Spiritual level thinking and being require I practice the secret of being content. As I make this my way of life more and more, I suddenly understand the words of John, “He must increase and I must decrease.” I begin to realize that life is NOT a competition it is a competency called contentment! Am I content with who I am in Christ, what God has me doing, and who God has placed in my life? I think the difficulty is people may think of contentment as boring or me giving up what could be. On the contrary! It is a method of surrender that places us in a position that is anything but boring. Instead of giving up my dreams, I now start to see what God sees, and I will tend to take more risks to reach people who do not know the same level of thinking, being, and doing warfare. God is not confused about who He is and neither should we be confused about who we are in Him. Some secrets are meant to be exposed and contentment is one of them.

May God teach you through His word and conviction of the Holy Spirit how to be content, no matter what!

Mijikai Mason
Disclaimer: The thoughts and views published on the Veterans to Christ blog are those of Mijikai Mason and in no way are meant to represent the United States Army or the Armed Forces.

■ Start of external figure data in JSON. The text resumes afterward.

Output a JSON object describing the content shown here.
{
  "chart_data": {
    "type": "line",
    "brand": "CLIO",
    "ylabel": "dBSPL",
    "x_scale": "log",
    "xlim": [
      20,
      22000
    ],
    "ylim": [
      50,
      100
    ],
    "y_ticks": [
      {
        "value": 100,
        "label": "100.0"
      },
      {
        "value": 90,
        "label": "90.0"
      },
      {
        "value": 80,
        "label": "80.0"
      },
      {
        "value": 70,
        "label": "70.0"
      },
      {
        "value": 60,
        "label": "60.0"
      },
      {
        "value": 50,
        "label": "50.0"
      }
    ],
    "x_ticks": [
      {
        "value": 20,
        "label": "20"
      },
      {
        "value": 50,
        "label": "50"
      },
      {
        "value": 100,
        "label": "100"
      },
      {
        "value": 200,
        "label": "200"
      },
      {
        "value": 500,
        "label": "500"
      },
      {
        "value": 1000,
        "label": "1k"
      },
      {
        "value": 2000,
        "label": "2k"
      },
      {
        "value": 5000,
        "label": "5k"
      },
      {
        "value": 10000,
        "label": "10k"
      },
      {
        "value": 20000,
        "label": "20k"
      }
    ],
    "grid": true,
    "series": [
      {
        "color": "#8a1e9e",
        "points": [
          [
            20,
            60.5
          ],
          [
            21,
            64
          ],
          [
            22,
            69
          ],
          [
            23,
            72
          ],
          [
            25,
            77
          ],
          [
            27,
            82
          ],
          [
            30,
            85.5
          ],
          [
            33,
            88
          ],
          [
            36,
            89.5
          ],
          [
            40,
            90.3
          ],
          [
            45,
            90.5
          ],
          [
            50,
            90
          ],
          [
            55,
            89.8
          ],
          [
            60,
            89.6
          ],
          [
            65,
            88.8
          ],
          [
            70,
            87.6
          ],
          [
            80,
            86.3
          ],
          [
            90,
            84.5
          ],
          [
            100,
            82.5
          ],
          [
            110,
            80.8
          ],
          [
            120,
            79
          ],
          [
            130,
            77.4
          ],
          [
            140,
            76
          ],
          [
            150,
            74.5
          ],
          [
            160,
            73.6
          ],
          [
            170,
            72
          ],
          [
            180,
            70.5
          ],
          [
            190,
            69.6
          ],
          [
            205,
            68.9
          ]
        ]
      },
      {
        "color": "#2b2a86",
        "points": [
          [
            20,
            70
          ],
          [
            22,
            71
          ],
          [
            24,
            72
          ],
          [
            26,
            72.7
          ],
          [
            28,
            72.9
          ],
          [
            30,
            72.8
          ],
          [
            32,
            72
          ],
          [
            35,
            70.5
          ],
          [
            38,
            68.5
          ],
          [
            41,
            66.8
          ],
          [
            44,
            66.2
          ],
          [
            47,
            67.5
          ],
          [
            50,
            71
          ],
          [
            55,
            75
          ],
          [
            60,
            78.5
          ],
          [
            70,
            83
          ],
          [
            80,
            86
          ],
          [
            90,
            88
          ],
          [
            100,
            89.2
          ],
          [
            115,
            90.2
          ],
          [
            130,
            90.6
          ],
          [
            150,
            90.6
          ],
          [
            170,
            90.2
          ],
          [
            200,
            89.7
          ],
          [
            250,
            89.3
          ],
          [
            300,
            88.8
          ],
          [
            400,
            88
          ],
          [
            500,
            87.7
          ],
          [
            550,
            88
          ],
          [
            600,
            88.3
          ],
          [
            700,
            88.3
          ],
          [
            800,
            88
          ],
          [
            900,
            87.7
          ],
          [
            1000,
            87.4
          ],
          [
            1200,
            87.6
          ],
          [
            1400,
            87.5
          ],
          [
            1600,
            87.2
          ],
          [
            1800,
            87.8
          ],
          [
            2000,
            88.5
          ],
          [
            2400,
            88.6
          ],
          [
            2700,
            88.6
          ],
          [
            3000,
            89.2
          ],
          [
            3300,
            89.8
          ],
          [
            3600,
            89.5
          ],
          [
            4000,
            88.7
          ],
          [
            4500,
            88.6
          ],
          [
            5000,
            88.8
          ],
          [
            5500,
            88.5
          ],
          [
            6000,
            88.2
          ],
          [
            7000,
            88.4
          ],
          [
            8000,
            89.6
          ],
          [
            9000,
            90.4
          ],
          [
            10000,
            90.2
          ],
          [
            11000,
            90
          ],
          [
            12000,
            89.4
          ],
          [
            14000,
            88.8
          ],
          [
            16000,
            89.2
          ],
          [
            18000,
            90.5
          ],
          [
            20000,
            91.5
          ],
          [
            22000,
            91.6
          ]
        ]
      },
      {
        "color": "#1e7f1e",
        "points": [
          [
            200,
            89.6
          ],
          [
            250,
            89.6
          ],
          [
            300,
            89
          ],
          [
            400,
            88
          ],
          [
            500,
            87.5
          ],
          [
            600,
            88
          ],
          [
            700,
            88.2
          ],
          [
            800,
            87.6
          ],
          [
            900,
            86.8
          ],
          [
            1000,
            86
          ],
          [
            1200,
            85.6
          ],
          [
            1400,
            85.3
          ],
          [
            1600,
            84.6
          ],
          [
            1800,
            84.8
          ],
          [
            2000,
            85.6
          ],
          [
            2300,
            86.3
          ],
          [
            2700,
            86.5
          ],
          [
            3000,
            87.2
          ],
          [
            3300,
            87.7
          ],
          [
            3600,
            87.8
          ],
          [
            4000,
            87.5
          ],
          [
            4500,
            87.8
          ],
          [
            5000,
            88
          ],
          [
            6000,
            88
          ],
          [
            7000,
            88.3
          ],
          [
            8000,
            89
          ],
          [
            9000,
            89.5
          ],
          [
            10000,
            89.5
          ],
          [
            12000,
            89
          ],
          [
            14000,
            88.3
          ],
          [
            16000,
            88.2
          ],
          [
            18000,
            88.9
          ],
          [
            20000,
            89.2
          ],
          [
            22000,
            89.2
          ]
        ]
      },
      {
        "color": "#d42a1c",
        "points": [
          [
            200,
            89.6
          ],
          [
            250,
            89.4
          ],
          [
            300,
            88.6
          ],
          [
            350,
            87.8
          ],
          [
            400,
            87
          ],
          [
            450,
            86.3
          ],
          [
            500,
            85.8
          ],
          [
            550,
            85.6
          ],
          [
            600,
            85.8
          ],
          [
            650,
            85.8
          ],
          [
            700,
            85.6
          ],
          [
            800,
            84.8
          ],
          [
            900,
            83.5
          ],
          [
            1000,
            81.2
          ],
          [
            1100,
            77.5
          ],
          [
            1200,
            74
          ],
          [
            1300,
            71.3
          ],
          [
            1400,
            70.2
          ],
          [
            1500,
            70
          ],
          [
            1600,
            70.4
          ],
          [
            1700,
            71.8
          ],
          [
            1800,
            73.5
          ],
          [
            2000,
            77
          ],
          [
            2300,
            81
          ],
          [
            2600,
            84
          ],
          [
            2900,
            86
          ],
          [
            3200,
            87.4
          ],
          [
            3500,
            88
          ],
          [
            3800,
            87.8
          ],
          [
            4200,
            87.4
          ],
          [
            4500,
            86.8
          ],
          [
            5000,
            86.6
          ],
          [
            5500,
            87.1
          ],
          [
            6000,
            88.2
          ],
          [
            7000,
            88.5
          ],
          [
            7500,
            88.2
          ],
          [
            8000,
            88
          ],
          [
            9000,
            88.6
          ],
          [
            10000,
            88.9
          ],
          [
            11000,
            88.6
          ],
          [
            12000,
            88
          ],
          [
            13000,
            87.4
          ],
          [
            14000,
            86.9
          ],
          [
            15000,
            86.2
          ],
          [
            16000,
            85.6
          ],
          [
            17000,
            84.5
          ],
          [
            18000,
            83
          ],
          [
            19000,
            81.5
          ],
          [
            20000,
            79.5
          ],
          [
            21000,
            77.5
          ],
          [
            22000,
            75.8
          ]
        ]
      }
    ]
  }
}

Bio: Mijikai Mason is an Ordained Southern Baptist minister and Chaplain in the United States Army. He has been in the Army for 26 years both as an enlisted Soldier and now as an Officer. He has been stationed at various bases in the United States and in United States Army Garrison Schweinfurt, Germany. He holds an undergraduate degree in Religion from the University of Mobile, a Master of Divinity degree from New Orleans Baptist Theological Seminary in Theology and Evangelism and a Master of Arts degree in Marriage and Family Therapy from Webster University. Chaplain (MAJ) Mijikai Mason was selected by the Army in 2013, to become a Family Life Chaplain and began his service in this field starting 15 May 2015. He is the Deputy ESC Chaplain and Family Life Chaplain for the 593 Expeditionary Support Command at Joint Base Lewis McCord. He has deployed four times: Desert Storm (1991), Iraq twice (2005-2006; 2007-2008), and Afghanistan (2012-2013). He has a total of 42 months deployed in combat and logistics operations. Mijikai and his wife, Ashley, have been married for 17 years this May and live near Joint Base Lewis McChord, Washington with their four daughters.